Triptych Installed: A Coastal Glass Landscape for a Modern Home
Now open for new commissions.
This one’s been a long time coming, nearly a year since the first concept, i.e., Crayola colored pencils in a pocket-sized sketchbook.

I had just road-tripped back from Minnesota after wrapping up an apprenticeship with Willet Studios, and, in retrospect, the confidence I had in my training was a little audacious.
The clients, based in Ocean Beach, sent a photo of a 70x52” custom bedroom window. I didn’t know how I would manage, but I knew I could figure it out. And with some first-rate help, I did.
The physical build took just under six weeks, from glass cutting to installation. For the majority of the other nine and a half months, I was hemming and hawing over the design, making bad drawings, making some better ones, working on side projects, building other windows, traveling, dreaming of the birds…
I have a pending article dedicated to the design evolution, from that original sketch through to the full-scale glass pattern. Here, I’ll stick with the aerial progression from concept to design, cutting, glazing, cementing, reinforcing, framing, installation, and so on.
It’s a tedious, and time-consuming practice, the only kind that can deliver an artwork or object that will endure. I’m playing the long game with this work, doing my best to think in terms of decades—genuinely even in centuries—rather than weeks, months, and years. Glass does not degrade; it takes over a million years to decompose. So what goes in the window, with some love every few decades, has the potential to outlive us all.
An object that carries genuine weight (in literal and metaphorical senses, both) causes time to slow and reality to conform around it; this is what Einstein showed us, and it is the driving inspiration for my installations. I intend to attract people’s attention to objects with a strong gravitational center, to the sunlight, and to color—and, in so doing, provide a slow moment of pause, calm, and awe. Rest. A break from the chaos and an invitation to engage with something of genuine substance and beauty.
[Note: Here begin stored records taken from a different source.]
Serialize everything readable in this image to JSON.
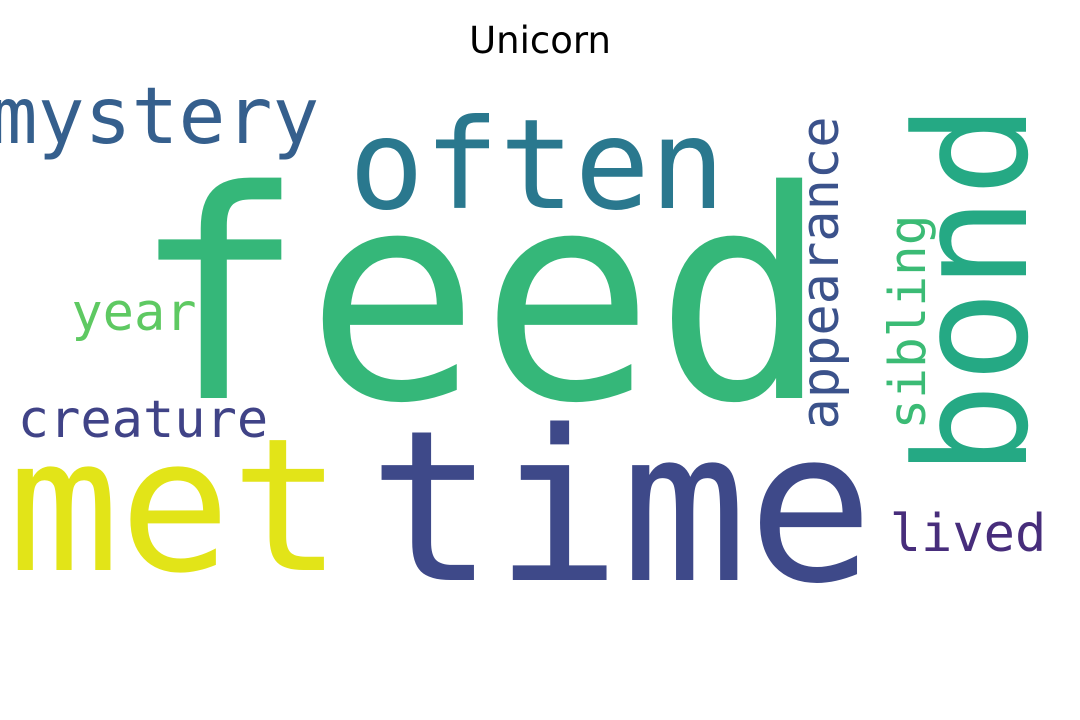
{
  "chart_data": {
    "type": "wordcloud",
    "title": "Unicorn",
    "words": [
      {
        "text": "feed",
        "color": "#35b779"
      },
      {
        "text": "time",
        "color": "#3e4989"
      },
      {
        "text": "met",
        "color": "#e2e418"
      },
      {
        "text": "often",
        "color": "#2a788e"
      },
      {
        "text": "bond",
        "color": "#25a984"
      },
      {
        "text": "mystery",
        "color": "#355f8d"
      },
      {
        "text": "appearance",
        "color": "#3b528b"
      },
      {
        "text": "sibling",
        "color": "#3bbb75"
      },
      {
        "text": "creature",
        "color": "#404387"
      },
      {
        "text": "year",
        "color": "#5ec962"
      },
      {
        "text": "lived",
        "color": "#472d7b"
      }
    ]
  }
}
But enough waxing eloquent.
Concept
This is an east-facing custom bedroom window in a modern Ocean Beach home, looking out on a small courtyard, just across from the front door. The clients wanted a design that provided privacy, color, and something of the local California landscape.
It’s a big window, 24 square feet, so we agreed to keep the original glass in place and segment the stained glass into three smaller windows, each with a unique inset frame.
We took measurements (twice) and moved on to the details of the design and framing.